Just when it looked as though there might never be a solution to the problem of walking, Honda today unveiled the U3-X personal mobility device, a sci-fi-looking, unicycle-ish mobile stool that moves forward, backward, side-to-side, or diagonally in response to a simple adjustment in the user’s body weight.
The U3-X remains upright by utilizing balance control technology that Honda developed while researching ASIMO, Honda’s famous bipedal humanoid robot. Its omni-directional driving system appears to be a single wheel, though the “larger-diameter” wheel (which rolls forward and backward) is actually made up of a several smaller wheels that enable it to move side to side. A combination of forward or backward thrust and lateral thrust produces diagonal motion.

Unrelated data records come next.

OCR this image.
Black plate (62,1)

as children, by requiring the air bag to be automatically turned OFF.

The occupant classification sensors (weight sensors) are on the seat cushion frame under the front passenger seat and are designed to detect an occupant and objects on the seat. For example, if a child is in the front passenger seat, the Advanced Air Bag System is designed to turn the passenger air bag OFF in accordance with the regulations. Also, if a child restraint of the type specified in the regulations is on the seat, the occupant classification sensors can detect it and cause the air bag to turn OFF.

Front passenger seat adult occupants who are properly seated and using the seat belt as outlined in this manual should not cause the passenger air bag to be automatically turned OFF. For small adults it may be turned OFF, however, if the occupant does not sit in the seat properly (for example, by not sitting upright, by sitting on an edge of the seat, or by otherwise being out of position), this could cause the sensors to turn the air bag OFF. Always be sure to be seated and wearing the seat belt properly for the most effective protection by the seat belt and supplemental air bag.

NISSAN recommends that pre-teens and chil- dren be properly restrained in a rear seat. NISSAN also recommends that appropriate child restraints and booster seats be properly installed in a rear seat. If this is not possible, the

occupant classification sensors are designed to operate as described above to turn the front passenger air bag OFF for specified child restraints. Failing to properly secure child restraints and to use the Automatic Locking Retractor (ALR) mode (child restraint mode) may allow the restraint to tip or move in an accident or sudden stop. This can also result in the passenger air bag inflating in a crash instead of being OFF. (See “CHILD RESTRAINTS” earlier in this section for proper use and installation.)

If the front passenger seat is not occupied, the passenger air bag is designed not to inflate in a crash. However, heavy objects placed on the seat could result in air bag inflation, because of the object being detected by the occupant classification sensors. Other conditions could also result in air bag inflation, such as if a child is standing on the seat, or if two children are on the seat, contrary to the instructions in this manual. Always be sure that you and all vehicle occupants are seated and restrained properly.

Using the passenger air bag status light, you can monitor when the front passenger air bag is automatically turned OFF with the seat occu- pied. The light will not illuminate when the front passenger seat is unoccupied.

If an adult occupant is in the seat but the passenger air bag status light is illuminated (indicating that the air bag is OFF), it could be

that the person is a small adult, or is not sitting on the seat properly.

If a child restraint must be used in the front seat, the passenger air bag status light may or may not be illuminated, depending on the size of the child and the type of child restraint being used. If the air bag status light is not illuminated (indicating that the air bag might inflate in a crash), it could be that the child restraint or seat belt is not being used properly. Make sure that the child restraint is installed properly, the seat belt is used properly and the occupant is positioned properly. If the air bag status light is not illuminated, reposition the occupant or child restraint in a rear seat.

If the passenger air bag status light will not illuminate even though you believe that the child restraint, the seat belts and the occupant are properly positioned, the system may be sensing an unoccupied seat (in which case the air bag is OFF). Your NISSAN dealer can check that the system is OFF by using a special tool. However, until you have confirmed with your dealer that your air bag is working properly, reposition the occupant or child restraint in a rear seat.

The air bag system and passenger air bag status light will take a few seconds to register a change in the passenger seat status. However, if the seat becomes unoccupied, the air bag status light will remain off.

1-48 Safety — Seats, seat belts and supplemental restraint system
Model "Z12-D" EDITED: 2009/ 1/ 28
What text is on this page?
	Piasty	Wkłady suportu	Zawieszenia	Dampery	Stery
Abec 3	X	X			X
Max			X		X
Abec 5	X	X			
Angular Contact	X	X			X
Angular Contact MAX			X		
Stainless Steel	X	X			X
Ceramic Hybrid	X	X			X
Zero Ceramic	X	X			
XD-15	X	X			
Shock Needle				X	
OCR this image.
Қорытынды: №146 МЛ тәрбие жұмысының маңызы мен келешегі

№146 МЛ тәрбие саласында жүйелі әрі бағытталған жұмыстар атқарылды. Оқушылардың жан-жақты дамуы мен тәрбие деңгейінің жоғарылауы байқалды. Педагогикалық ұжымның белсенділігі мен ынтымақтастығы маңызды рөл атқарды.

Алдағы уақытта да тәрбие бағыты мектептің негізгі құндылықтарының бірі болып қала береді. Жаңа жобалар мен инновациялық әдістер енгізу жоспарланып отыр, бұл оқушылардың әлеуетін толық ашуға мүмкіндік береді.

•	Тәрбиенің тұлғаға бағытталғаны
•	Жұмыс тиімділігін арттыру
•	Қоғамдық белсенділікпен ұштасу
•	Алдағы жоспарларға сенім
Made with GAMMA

Looking at the U3-X, we’re reminded of the Segway (and all the commercial success that came with it). To be fair, the U3-X was designed to aid the elderly, but it seems like the balance needed to operate the machine might pose a bit of a hazard for those who already have mobility problems. Still, the unit is designed to keep the user’s feet close to the ground while keeping the user’s carriage upright enough to be nearly eye-level with other people who are standing up.
The prototype model of the U3-X (in action below) weighs just shy of 22 pounds and can roll for about an hour on a single charge to its lithium-ion power source. When a commercial version might become available is anyone’s guess. Personally, we’re not holding our breath.